The image we usually have of robots mostly includes a lot of plastic, a lot of metal, power cables, noisy motors and flashing pilots. This was and remains to a large extent the dominant perception of robots, both in actuality and in (science) fiction.
In recent years, robots have also taken on another “intangible” form. Software packages such as personal assistants that are now built in many smartphones fall into this category – the movie Her was probably one of the first to artistically capture this new kind of robot. But these robots are, after all, electronic (and not at all intangible) devices too.
But science does not sit idly by. It is possible that the next type of robot will be entirely made out of biological materials (as in the first Blade Runner). u.s. researchers (funded, among others, also by DARPA) have recently managed to design on a computer and then construct tiny robots using cells a frog species as building blocks. The design involved too many months of simulations on a supercomputer to find the best shapes in which the cells could be combined.

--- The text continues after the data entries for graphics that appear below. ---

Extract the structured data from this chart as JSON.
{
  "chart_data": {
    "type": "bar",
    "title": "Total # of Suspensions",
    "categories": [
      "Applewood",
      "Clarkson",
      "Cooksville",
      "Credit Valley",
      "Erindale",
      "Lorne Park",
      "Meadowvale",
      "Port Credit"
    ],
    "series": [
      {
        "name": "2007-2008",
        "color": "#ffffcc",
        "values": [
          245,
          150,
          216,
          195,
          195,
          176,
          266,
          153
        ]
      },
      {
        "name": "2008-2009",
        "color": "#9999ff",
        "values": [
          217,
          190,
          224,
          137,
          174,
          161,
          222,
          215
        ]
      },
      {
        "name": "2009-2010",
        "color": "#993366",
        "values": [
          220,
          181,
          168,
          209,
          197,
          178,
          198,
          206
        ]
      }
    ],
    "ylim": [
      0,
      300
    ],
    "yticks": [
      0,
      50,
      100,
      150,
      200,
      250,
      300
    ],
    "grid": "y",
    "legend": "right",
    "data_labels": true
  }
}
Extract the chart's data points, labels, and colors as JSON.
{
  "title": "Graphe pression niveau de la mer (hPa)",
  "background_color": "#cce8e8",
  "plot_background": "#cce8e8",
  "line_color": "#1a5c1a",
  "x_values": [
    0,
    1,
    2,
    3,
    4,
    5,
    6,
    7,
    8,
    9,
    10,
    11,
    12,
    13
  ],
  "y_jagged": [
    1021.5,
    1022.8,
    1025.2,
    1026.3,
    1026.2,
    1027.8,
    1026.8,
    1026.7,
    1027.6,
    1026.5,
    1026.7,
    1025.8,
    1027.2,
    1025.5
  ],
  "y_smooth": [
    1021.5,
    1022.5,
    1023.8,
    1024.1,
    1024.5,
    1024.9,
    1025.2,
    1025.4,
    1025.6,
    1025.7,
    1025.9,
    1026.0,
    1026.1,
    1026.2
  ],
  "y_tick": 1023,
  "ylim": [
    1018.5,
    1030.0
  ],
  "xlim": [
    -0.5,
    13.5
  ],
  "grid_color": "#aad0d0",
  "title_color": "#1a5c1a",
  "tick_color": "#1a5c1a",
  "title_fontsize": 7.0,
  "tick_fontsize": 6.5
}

Using tiny tongs, real frog cells were placed next to each other based on the shapes taken by the simulations, and cardiac muscle cells were also added to the entire structure to allow movement. And Frankenstein was born! The little xenobots (as they named them) started to move and even show something that looked like a collaborative behavior, when they were many in the same space together.
No one knows for sure if these robots should be considered living organisms – probably not, since they have no metabolism nor they reproduce, at least for now. Regardless of whether such “philosophical” questions are answered, the capitalist exploitation of xenobots will not be long in coming, if they appear to have such a potential. They are another example that the 4th industrial revolution is moving fast in directions that the blissful smartphone users do not even imagine.